BLDRS Emerging Markets 50 ADR (Nasdaq: ADRE) seeks investment results that correspond to the price and yield performance of the BNY Mellon Emerging Markets 50 ADR Index. The top country representations are Brazil (36.2%), China (11.1%), South Korea (10%), India (8.4%), and Hong Kong (7.6%). The top three sectors are energy (22%), materials (21%), and financials (19.8%).

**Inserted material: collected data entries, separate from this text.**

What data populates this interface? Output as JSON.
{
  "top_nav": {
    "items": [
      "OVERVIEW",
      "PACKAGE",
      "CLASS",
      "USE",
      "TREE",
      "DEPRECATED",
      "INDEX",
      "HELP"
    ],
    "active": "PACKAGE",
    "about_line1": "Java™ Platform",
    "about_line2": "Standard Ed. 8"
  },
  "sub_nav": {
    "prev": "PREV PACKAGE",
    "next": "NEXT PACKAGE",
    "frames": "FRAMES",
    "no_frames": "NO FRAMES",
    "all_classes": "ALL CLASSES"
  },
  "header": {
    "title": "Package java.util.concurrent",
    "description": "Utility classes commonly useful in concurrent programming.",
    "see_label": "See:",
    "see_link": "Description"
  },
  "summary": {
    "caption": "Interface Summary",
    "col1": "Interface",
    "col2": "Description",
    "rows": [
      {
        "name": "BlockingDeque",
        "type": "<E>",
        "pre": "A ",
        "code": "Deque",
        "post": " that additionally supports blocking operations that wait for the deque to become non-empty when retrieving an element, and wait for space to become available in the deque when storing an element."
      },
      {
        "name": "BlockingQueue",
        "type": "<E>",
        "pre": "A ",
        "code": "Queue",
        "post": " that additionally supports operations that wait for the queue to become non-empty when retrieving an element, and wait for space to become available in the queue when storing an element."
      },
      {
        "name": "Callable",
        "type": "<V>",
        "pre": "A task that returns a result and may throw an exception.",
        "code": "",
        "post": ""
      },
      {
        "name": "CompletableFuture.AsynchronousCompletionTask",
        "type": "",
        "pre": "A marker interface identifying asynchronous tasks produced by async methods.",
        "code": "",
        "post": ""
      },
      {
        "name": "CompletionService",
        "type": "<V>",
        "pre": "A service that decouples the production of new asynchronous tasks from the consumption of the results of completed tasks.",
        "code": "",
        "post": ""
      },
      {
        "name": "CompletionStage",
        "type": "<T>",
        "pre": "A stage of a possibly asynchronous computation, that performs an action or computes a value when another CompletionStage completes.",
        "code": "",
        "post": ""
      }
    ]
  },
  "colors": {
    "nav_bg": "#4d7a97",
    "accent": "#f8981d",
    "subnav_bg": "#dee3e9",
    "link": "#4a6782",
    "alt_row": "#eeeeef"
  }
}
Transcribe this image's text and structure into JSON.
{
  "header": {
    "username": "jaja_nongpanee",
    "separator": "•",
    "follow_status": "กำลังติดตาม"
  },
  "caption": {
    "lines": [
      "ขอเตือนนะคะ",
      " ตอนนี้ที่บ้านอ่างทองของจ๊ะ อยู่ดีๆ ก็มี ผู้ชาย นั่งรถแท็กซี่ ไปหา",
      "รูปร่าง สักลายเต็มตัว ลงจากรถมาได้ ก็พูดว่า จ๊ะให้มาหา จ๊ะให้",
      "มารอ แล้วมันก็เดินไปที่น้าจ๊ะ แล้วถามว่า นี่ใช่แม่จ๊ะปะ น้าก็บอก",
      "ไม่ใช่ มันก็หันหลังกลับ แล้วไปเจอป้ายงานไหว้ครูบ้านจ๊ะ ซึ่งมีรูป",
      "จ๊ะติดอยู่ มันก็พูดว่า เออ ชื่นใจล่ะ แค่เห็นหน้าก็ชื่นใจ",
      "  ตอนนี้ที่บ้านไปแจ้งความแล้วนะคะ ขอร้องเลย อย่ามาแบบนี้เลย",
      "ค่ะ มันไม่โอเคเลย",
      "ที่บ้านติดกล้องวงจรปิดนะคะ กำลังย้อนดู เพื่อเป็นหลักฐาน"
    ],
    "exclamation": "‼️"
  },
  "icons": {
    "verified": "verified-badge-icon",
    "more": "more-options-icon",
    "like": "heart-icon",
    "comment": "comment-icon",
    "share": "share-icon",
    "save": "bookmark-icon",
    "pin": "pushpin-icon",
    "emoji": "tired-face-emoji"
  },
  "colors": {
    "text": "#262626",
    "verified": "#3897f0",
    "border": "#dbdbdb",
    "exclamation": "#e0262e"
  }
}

The top holdings [include] Vale SA (NYSE: Vale), Petrobras Petroleo Brasileiro (NYSE: PBR), Taiwan Semiconductor Manufacturing (NYSE: TSM), [and] China Mobile (NYSE: CHL). (ADRE closed Monday at around $47-Editor.)

Claymore/BNY BRIC (NYSE: EEB) seeks investment results that correspond to the price and yield performance of the Bank of New York Mellon BRIC Select ADR Index. The country representations are Brazil (56.9%), China (29.1%), India (11.1%), and Russia (3%). The top three sectors are energy (26.2%), financials (19.1%), and materials (18.7%). The top ten holdings [include Petrobras, Vale,] Infosys Technologies (Nasdaq: INFY), CNOOC (NYSE: CEO), and China Life Insurance (NYSE: LFC). (EEB closed Monday at just below $42-Editor.)